The world according to Sachs pairs a scale model of Le Corbusier’s Unité d’Habitation, the most utopian early modern housing block, and a blaring, 10,000-watt boombox of similar size and shape; a scale model of Villa Savoye and a not dissimilar McDonald’s restaurant. It contrasts a neat sculpture park (Brancusi, Calder, Di Suvero) with a crumbling ghetto street. And a full-scale “Nutsy’s McDonald’s,” equipped to serve burgers and fries, meets its match in a podium/bar/DJ station stocked with liquor and emblazoned with the seal of the president of the United States. Banks of real-time videos surveil viewers and space.

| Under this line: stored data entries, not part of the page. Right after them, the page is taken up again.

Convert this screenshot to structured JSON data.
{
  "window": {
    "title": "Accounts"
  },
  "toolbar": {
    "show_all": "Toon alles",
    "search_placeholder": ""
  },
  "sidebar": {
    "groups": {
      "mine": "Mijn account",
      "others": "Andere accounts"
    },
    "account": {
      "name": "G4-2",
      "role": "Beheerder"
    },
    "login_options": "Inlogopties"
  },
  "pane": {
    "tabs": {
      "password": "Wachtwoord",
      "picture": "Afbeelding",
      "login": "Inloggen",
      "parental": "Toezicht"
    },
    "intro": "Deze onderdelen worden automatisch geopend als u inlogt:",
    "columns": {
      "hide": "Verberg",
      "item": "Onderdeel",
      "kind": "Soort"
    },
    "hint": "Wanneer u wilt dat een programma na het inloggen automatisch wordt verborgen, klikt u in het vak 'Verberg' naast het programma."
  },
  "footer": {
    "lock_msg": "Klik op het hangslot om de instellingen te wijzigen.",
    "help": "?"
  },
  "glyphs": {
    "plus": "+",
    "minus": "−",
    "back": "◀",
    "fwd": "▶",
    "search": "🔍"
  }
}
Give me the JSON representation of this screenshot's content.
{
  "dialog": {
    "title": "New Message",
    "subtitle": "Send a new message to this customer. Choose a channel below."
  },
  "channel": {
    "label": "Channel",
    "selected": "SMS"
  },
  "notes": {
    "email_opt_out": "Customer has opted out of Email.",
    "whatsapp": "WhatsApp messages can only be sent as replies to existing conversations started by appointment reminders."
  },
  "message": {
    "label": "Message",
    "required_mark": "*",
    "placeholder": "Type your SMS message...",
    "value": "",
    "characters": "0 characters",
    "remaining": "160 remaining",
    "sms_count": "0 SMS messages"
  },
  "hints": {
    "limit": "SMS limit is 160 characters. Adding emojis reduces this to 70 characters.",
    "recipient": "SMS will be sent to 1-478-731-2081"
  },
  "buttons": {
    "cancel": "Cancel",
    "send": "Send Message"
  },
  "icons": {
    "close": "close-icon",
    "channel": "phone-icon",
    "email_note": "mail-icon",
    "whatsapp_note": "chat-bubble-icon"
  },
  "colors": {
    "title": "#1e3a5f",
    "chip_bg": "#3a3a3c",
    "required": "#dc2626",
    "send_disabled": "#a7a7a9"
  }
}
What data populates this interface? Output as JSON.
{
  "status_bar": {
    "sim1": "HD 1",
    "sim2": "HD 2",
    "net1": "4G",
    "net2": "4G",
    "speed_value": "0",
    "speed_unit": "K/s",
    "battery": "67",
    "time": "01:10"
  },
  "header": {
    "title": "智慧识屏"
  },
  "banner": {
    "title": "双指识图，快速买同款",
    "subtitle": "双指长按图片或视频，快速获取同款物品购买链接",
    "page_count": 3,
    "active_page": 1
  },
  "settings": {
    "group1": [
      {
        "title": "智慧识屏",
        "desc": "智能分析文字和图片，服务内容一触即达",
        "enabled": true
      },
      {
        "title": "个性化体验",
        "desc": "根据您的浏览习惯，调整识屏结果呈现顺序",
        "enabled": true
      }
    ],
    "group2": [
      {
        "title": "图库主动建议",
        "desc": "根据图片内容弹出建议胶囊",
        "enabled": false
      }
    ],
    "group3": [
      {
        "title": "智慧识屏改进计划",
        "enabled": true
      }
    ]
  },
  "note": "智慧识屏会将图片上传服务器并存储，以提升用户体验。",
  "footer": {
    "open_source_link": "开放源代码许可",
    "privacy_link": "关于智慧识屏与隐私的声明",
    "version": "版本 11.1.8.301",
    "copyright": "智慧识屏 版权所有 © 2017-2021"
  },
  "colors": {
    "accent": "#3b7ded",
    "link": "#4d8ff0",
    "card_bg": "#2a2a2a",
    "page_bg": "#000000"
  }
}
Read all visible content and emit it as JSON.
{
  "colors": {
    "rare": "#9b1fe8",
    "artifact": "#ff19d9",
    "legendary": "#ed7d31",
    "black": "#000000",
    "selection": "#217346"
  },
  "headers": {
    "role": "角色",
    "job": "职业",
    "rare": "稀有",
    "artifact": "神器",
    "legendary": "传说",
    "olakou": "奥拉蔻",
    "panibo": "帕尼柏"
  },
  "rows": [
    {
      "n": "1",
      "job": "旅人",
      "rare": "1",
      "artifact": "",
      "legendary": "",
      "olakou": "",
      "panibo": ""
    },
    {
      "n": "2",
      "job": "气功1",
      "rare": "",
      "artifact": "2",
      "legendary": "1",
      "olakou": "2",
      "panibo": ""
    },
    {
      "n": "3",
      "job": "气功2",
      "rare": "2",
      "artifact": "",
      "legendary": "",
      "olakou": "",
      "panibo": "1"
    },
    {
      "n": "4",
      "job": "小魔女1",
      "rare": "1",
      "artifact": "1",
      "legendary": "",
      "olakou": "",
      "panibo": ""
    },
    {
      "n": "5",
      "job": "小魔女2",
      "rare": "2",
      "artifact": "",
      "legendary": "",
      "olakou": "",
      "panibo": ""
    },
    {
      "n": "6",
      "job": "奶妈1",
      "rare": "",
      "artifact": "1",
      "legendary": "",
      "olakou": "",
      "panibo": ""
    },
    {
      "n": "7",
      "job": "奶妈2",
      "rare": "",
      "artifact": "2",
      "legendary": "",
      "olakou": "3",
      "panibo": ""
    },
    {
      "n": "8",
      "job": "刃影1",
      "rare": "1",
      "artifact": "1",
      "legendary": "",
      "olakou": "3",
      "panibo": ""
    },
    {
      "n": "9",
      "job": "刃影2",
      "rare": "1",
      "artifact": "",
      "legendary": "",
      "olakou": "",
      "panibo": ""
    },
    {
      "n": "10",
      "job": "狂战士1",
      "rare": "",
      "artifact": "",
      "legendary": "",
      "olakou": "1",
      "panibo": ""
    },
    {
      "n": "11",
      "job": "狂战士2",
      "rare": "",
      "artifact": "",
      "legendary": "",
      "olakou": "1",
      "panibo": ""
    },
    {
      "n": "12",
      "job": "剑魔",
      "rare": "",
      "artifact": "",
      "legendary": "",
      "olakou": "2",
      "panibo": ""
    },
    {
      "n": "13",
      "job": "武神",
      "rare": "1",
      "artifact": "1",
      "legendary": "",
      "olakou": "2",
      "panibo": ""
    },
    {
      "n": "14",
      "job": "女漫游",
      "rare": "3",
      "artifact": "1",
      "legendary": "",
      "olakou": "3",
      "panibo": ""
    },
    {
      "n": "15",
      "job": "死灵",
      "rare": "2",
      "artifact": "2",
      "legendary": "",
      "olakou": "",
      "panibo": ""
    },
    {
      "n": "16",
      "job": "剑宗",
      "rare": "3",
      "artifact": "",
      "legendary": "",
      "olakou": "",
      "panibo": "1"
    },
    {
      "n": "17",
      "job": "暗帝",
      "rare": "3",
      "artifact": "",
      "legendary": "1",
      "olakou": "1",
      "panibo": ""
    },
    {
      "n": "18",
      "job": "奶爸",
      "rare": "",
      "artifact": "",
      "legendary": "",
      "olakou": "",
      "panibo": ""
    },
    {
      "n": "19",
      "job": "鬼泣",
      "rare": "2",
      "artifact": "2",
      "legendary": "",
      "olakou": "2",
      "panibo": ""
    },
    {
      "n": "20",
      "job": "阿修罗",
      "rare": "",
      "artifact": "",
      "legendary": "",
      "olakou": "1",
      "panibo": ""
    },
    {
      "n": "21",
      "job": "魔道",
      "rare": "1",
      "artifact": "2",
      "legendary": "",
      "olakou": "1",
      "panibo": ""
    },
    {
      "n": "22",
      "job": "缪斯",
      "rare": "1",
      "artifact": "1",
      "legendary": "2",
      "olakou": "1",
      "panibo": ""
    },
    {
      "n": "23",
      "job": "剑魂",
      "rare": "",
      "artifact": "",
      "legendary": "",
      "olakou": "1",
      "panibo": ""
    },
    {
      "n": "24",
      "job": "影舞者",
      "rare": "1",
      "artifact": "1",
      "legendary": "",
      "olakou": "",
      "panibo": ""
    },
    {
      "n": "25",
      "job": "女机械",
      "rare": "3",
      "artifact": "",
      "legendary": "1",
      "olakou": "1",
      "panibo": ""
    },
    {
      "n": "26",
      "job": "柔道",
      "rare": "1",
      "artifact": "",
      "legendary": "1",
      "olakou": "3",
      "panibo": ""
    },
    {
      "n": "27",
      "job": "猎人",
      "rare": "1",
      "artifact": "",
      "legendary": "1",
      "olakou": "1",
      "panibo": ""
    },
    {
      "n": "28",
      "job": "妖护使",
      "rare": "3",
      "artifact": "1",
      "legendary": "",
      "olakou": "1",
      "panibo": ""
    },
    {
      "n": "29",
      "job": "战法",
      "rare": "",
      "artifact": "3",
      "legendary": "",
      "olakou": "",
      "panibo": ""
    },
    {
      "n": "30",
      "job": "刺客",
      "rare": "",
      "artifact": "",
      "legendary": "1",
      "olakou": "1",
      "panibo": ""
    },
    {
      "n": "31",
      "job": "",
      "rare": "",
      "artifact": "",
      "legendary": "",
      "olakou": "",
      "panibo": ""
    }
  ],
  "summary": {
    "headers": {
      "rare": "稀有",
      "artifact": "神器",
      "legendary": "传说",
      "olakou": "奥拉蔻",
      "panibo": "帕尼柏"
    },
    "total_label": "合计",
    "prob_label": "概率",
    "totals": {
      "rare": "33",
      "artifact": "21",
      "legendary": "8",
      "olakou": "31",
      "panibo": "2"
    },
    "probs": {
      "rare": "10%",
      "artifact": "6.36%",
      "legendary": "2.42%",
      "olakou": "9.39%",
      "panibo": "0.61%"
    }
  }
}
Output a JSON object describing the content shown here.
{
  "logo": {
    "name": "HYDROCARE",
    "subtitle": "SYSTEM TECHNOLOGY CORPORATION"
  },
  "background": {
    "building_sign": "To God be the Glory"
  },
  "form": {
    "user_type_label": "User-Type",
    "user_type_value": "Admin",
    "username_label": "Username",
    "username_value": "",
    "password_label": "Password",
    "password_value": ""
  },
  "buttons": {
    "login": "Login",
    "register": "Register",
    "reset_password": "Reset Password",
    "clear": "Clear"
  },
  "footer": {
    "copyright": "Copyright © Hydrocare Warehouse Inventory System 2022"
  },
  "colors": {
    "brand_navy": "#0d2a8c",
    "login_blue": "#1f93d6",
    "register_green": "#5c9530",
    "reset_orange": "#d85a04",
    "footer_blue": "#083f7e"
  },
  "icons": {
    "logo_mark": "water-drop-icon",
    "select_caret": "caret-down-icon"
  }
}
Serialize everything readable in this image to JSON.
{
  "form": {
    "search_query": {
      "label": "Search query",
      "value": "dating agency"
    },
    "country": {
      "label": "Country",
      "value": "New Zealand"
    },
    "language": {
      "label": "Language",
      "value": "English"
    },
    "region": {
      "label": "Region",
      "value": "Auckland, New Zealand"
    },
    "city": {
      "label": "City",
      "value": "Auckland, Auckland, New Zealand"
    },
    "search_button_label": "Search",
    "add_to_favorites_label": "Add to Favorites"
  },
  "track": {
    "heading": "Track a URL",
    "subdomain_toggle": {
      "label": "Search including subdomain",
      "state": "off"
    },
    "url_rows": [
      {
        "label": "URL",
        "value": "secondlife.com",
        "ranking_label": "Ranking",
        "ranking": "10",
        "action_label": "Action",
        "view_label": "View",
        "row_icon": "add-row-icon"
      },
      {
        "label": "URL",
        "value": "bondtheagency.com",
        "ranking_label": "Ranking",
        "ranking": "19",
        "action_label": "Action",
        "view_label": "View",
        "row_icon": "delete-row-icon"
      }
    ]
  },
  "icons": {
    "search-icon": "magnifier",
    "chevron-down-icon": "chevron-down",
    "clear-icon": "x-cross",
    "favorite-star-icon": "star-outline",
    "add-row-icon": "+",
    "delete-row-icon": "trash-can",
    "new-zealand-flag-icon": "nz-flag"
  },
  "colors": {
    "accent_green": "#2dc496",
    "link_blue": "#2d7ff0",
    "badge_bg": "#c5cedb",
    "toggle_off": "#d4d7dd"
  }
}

The whole thing is linked and encircled by a network of spiraling and looping asphalt roads that continues on the floor below. It may be an awkward way to turn sculpture into installation, but it has a wild logic that’s funny and terrific. The only cause for complaint is that the remote-control cars are inactive. Only on Tuesday evenings do they come to life, along with the McDonald’s fryers, to animate, unify, and turn this inert installation into a giant, greasy game.
Cavemanman took Hirschhorn and his assistants two weeks to make. Sachs’s installation took two years. And while Cavemanman plays dumb, embraces lack of quality, and calls for pure equality, “Nutsy’s” asks how Le Corbu’s democratic vision of improving humanity by housing it in style got transformed into an international infestation of fast-food franchises where everyone can eat equally unhealthily. So why is it that Hirschhorn’s work, mimicking the new global model of cheap materiality and hyperproductivity, seems less simplistic and more optimistic? Why does Sachs’s work, while pondering the global debasement of the dream of equality, sometimes come off as glib, crass, irresponsible, or cynical? It would be going too far to say that’s the difference right now, in art and politics, between Europe and America. Maybe it’s just proof that life is unfair.